Usually, a mesh with "values" at the vertices is the result of some Galerkin scheme or interpolation.
I say "values", because those are really degrees of freedom in a basis of functions. It just so happens that a very commonly used basis of functions is the Lagrange basis with the property that the coefficients in the basis are evaluations of the function. This is not true of all bases. Take the Bernstein (Bézier) basis, for instance. In this case, you'd have to compute linear combinations of the DoFs to obtain values at the vertices. Another case is with discontinuous representations, where solutions are described as polynomial over each element but only $L^2$ over the entire domain (e.g. Discontinuous Galerkin schemes); this means values at the vertices are multiple (one per adjacent element). Yet another example is Hermite FE where some DoFs relate to gradients directly.
What this means is that the solution field over the mesh is partial information: the other half is knowing which basis $\{\phi_i\}_{i=1}^{N_P}$, where $N_P$ is the number of DoFs, is used. Then your solution field writes
$f_h = \sum f_i \phi_i$
where $f_i$ are the values supplied by the discrete solution field. Now, to compute partial derivatives, you simply differentiate the basis functions:
$\partial_j f_h = \sum_i f_i \partial_j \phi_i$
By convention, the basis is the Lagrange basis. This is by far the most common one. Only if another basis is used would a person note it explicitely. The answer by @ConvexHull gives you the expression in that case.
Gradients at vertices
These bases are defined element-by-element and, if you only have DoFs at the vertices, are bases of affine functions. As such, derivatives are discontinuous accross elements. This means you cannot compute the derivative at a vertex.
To solve this, there are several approaches. One is to enrich the FE space and resolve the new degrees of freedom by $L^2$ projection. The end result, for the gradient at a point $P$ belonging to elements $\mathcal{B}(P)$, is
$\nabla f_{h^+}(P) = \frac{\sum_{K\in\mathcal{B}(P)} |K| \nabla (f_h)_{|K}}{\sum_{K\in\mathcal{B}(P)} |K|}$
with $|K|$ the element measure. As often, an intimidating theoretical setting leads to the mundane: a weighted average. One thing of note is that the gradient at $P$ then involves values at all points belonging to adjacent elements (degree 1 neighbourhood). You can also reconstruct the Hessian, in which case you'll involve the degree 2 neighbourhood (up to neighbours of adjacent elements).

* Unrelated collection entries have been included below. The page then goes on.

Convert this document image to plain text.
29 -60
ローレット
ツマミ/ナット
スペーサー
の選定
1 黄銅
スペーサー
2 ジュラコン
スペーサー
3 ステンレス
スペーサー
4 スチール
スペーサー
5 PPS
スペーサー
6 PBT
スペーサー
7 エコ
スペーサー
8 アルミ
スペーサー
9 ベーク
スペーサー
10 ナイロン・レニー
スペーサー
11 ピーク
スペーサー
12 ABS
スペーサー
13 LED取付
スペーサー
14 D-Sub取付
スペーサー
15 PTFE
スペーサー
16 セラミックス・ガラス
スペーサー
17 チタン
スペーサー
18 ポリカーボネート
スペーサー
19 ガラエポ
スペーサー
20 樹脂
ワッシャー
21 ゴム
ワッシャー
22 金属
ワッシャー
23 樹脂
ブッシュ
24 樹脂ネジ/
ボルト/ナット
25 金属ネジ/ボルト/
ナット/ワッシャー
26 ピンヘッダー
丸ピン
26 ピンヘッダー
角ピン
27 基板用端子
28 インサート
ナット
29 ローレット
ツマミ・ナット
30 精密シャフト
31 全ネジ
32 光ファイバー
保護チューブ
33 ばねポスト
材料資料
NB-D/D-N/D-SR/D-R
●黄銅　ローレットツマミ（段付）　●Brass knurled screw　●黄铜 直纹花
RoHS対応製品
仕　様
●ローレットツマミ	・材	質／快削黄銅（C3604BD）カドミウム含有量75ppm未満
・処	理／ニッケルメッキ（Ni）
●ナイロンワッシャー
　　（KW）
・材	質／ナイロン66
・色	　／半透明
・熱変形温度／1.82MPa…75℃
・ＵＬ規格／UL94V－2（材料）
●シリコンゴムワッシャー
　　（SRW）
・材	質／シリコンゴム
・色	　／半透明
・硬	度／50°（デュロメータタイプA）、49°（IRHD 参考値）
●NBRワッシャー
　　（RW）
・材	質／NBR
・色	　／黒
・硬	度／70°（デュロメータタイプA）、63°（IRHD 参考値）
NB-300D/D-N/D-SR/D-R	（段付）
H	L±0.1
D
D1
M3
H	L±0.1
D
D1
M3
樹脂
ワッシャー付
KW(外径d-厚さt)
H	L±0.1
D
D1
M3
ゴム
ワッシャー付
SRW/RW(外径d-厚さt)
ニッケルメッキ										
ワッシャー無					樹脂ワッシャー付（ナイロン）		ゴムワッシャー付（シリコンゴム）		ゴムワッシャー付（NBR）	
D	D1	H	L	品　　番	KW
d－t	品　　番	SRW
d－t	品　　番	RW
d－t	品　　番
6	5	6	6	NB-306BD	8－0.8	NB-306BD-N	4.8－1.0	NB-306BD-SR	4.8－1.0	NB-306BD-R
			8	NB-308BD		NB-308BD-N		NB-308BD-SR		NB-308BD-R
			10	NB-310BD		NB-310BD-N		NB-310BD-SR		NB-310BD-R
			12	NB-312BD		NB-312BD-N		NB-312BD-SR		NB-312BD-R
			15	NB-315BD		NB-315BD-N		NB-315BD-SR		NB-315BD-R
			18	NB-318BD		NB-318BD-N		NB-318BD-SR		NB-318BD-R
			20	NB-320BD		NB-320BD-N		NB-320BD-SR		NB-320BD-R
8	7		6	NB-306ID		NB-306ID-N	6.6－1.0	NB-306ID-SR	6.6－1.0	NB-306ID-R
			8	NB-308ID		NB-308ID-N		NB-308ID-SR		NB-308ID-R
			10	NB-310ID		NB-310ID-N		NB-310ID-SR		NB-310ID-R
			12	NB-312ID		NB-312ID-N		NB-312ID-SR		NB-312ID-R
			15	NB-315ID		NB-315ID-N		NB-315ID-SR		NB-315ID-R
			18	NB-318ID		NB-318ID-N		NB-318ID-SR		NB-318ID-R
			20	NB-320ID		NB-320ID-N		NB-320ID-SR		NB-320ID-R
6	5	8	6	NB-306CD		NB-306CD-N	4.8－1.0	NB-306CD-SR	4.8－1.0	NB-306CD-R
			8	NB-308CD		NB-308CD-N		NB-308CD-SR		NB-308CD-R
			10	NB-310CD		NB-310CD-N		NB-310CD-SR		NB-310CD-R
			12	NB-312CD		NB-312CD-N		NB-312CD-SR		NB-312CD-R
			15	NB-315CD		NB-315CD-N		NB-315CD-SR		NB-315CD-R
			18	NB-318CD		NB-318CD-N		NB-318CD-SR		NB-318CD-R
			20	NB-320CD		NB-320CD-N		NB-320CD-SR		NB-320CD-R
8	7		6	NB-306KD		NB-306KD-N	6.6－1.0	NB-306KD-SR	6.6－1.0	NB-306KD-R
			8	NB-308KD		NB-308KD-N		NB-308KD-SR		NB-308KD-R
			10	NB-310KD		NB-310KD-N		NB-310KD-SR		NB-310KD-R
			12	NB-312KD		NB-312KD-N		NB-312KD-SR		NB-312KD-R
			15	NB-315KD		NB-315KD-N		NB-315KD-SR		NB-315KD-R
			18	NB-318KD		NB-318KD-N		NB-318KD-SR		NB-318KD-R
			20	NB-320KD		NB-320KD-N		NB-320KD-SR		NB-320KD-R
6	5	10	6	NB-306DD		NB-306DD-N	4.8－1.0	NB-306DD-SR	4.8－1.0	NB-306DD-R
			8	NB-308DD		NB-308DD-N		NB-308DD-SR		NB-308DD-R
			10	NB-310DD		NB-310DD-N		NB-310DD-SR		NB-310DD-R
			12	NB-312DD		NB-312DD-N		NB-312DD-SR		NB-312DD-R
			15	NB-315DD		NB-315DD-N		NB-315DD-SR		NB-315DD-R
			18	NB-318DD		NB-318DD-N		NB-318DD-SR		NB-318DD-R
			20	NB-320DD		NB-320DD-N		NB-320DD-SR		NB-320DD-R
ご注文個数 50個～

For a more Finite-Differences-friendly approach, you could also approximate the gradient by least-squares (or other norm) regression. What is the gradient if not the linear component of the Taylor expansion of $f$ at $P$? Then seek $f$ of the form
$f(x) = f(P) + b^T (x-P)$
and minimize the energy
$\sum_{i\ \text{s.t.} \ P_i \ \text{neighbour of} \ P}||f(x_i) - f_i||^2$
You could also fit the more lax $f(x) = a + b^T (x-P)$ to possibly improve the gradient, then add the term $||f_{i_0} - a||^2$ with $f_{i_0}$ the DoF at $P$.